Selanjutnya, menurut Septarini dkk.(2017) sanksi pajak merupakan suatu
konsekuensi berupa hukum yang diberikan kepada pelanggaran peraturan perpajakan
baik pelanggar administrasi maupun pelanggar pidana yang telah diterapkan untuk
meningkatkan kepatuhan wajib pajak.

c. Keadaran Membayar Pajak


Menurut Mintje (2016) Kesadaran yaitu suatu situasi tentang mengetahui juga
serta mengerti, kemudian perpajakan yaitu perihal mengenai pajak. Maka kesadaran
pajak merupakan kejadian sudah tahu dan juga sudah mengerti tentang segala
perpajakan. Kesadaran perpajakan juga yaitu rela untuk melaksanakan perpajakannya dan
juga dengan memberikan dana sebagai pelaksanaan bagi pemerintah yaitu dengan
membayar pajak.

d. Pengetahuan dan Pemahaman Tentang Pajak


Menurut Merry et al (2017) untuk melakukan perhitungan pajak secara benar
dan tepat, maka wajib pajak harus mempunyai pengetahuan dan juga pemahaman tentang
pajak seperti pengahasilan yang tidak dikenakan pajak, penghasilan yang kena pajak dan
juga tarif dari pajaknya.

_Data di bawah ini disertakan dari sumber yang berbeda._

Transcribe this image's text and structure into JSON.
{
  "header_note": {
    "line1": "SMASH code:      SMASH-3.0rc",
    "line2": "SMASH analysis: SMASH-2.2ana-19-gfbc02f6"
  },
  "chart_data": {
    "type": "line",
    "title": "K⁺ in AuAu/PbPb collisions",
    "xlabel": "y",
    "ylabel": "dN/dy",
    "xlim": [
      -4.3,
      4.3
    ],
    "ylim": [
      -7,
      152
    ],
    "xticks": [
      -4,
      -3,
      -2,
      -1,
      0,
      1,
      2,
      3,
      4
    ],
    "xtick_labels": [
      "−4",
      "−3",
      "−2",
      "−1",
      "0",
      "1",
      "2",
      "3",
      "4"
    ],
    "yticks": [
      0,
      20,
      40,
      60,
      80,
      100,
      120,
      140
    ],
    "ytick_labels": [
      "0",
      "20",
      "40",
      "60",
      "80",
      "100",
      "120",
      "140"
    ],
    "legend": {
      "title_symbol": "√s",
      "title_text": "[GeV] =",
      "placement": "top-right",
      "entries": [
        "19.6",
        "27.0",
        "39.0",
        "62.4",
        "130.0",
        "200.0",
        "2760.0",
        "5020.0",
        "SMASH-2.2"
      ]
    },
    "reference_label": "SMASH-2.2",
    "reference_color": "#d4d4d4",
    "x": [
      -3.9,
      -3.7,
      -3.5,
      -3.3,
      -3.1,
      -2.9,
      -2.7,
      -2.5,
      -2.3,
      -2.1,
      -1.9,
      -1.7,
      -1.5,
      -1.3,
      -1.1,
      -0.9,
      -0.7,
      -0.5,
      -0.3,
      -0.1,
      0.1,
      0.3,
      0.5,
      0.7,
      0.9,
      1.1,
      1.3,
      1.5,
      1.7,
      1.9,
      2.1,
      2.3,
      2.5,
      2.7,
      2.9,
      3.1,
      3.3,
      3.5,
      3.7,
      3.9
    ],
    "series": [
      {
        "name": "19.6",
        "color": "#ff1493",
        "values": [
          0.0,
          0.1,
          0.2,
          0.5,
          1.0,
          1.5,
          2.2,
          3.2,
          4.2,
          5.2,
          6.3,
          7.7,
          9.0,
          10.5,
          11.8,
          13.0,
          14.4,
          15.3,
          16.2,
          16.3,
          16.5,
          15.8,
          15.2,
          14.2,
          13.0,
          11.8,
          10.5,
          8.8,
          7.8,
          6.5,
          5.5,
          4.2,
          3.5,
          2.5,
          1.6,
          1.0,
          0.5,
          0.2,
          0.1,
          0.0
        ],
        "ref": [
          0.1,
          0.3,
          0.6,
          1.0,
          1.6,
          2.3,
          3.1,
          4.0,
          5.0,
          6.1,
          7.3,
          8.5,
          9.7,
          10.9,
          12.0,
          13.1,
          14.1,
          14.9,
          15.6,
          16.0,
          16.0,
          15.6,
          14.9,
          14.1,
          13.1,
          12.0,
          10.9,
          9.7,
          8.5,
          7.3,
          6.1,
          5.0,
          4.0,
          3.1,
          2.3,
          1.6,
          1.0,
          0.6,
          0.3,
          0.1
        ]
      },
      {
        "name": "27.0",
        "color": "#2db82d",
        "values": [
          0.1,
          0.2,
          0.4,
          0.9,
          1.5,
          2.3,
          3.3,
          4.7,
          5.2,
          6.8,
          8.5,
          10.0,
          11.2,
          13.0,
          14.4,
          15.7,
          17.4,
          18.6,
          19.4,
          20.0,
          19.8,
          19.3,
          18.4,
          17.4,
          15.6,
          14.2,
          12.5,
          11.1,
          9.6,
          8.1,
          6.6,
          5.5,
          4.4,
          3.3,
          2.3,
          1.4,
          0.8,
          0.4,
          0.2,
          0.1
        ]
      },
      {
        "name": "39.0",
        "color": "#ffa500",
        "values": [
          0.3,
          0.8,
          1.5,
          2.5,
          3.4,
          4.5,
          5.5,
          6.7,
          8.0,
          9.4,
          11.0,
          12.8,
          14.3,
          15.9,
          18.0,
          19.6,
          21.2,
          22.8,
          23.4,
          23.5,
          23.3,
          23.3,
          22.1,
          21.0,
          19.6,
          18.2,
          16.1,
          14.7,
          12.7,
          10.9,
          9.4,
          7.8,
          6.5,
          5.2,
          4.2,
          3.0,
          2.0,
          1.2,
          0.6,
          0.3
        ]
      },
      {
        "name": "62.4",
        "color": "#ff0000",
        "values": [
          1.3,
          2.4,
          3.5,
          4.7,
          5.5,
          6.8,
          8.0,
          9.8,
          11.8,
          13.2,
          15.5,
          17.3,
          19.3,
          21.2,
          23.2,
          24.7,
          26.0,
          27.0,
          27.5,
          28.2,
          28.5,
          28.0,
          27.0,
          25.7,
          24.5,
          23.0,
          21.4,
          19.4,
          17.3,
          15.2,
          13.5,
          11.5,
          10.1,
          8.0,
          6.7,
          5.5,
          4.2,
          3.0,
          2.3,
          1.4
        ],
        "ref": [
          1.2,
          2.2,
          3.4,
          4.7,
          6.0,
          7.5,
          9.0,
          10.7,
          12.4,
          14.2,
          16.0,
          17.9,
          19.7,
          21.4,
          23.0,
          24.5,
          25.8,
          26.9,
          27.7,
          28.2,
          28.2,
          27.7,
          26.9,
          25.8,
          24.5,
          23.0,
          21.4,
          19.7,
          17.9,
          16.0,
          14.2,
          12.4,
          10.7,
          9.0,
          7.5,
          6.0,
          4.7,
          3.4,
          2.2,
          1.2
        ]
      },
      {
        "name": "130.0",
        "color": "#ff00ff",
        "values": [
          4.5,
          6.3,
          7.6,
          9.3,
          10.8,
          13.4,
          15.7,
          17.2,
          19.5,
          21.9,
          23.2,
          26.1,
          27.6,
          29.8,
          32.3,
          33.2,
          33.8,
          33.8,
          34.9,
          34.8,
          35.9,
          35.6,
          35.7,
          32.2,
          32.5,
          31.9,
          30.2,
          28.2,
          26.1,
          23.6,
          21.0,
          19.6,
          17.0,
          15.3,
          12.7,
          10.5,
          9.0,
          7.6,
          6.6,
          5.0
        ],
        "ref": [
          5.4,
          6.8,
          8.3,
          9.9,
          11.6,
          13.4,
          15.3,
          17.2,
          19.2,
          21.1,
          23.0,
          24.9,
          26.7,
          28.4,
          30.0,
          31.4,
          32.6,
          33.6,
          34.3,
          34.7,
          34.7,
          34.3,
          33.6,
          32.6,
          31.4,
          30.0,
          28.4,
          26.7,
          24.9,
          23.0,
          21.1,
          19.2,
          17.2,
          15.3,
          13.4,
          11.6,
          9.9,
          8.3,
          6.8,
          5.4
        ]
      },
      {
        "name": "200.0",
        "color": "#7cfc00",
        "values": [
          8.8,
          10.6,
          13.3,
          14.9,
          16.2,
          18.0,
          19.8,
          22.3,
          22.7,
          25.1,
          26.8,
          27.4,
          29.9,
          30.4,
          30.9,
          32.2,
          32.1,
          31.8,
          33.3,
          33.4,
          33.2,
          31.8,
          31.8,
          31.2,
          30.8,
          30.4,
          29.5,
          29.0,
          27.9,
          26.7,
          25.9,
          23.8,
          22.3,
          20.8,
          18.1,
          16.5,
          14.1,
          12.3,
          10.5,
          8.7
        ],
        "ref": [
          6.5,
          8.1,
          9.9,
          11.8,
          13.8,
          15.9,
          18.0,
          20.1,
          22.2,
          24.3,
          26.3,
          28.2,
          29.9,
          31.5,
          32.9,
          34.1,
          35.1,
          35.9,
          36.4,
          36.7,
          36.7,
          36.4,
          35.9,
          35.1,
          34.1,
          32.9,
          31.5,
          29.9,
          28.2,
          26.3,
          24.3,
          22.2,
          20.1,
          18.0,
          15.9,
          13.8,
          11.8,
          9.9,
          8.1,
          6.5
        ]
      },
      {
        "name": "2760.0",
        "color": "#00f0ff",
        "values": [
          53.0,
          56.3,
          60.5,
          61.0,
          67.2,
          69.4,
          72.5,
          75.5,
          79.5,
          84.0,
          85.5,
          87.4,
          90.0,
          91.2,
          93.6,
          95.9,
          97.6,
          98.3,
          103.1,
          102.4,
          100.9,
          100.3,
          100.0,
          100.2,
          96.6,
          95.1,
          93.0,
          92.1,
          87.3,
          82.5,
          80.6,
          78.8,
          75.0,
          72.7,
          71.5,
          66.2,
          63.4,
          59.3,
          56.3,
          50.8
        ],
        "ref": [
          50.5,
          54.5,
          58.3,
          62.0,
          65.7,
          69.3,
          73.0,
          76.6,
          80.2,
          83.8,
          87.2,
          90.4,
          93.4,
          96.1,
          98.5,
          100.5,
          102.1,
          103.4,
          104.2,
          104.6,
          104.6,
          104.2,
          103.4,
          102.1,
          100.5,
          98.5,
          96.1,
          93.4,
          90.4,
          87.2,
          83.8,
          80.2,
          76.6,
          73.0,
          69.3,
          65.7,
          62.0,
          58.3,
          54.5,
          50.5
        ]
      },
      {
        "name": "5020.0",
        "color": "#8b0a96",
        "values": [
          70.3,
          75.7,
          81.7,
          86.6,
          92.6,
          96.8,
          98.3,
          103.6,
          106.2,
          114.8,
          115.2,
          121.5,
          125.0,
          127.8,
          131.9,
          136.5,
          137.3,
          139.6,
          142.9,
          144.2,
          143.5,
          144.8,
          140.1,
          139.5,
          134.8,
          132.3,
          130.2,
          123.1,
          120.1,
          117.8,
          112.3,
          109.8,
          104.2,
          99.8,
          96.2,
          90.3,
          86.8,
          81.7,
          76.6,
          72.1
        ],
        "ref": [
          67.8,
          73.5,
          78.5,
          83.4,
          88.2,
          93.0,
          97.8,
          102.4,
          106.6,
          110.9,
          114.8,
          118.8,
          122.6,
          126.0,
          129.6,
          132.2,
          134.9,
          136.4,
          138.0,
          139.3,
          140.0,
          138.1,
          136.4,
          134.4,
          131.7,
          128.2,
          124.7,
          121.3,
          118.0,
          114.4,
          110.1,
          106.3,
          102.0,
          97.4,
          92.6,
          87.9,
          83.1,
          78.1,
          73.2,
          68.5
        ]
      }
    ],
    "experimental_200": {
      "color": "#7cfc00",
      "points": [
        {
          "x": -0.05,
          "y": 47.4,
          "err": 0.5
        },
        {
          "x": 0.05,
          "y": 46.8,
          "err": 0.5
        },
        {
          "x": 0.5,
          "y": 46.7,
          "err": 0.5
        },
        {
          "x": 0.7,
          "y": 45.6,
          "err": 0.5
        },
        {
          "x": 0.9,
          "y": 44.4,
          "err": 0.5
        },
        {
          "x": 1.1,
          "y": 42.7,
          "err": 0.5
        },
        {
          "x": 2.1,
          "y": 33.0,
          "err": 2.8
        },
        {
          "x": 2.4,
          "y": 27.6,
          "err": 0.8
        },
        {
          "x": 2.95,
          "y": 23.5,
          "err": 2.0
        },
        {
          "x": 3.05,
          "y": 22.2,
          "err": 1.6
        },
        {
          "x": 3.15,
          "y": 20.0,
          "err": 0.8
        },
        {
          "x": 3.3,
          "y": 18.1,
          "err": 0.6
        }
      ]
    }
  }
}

Wajib pajak akan mengalami kesulitan saat memenuhi
perpajakannya jika tidak memiliki pengetahuan serta tidak memahami peraturan dari
pajak.
Menurut Cahyani dan Noviari (2019) salah satu dari kelemahan wajib pajak ialah
rendahnya akan pemahaman tentang peraturan pajak. Kelemahan ini yang menjadi
pengaruh wajib pajak terhadap pemenuhan perpajakannya.

e. Pelayanan Pajak
Menurut Arviana dan Indrajati (2018) pelayanan pajak dituntut untuk memiliki
sikap yang ramah, tegas dan adil kepada wajib pajak setiap waktu. Bertujuan untuk
meningkatkan kesadaran wajib pajak untuk memenuhi perpajakannya. Sedangkan,
menurut Merry et al. (2017) fiskus diharapkan memiliki suatu skill kompetensi, serta
pengetahuan, dan pengalaman atas kebijakan didalam pajak, kemudian administrasi pajak
serta undang-undang perpajakan, pelayanan dari petugas di bank saat melakukan
pelayanan terhadap pembayaran dengan wajib memberikan suatu penjelasan kepada
WPOP dengan sikap yang ramah untuk wajib pajak dapat memahami sesuai dengan
apa yang sudah diharapkan.
f. Sikap Wajib Pajak
Menurut Febriani dan Kusmuriyanto (2015) WPOP melakukan dukungan atau
memiliki sikap positif atas tindakan kepatuhan dalam pajak akan cenderung memenuhi
kewajiban perpajakannya. Dan juga hal sebaliknya yaitu jika wajib pajak tidak
melakukan dukungan (bersikap negatif) dalam memenuhi kepatuhan pajak maka
kecenderungan untuk tidak mememenuhi perpajakannya. Oleh sebab itu, hubungan dari
sikap wajib pajak dengan kepatuhan wajib pajak adalah suatu sikap yang diambil oleh
wajib pajak dengan pertimbangan dan evaluasi wajib pajak untuk menguntungkan
atau tidak tindakan dan sikap dari mendukung kepatuhan wajib pajak.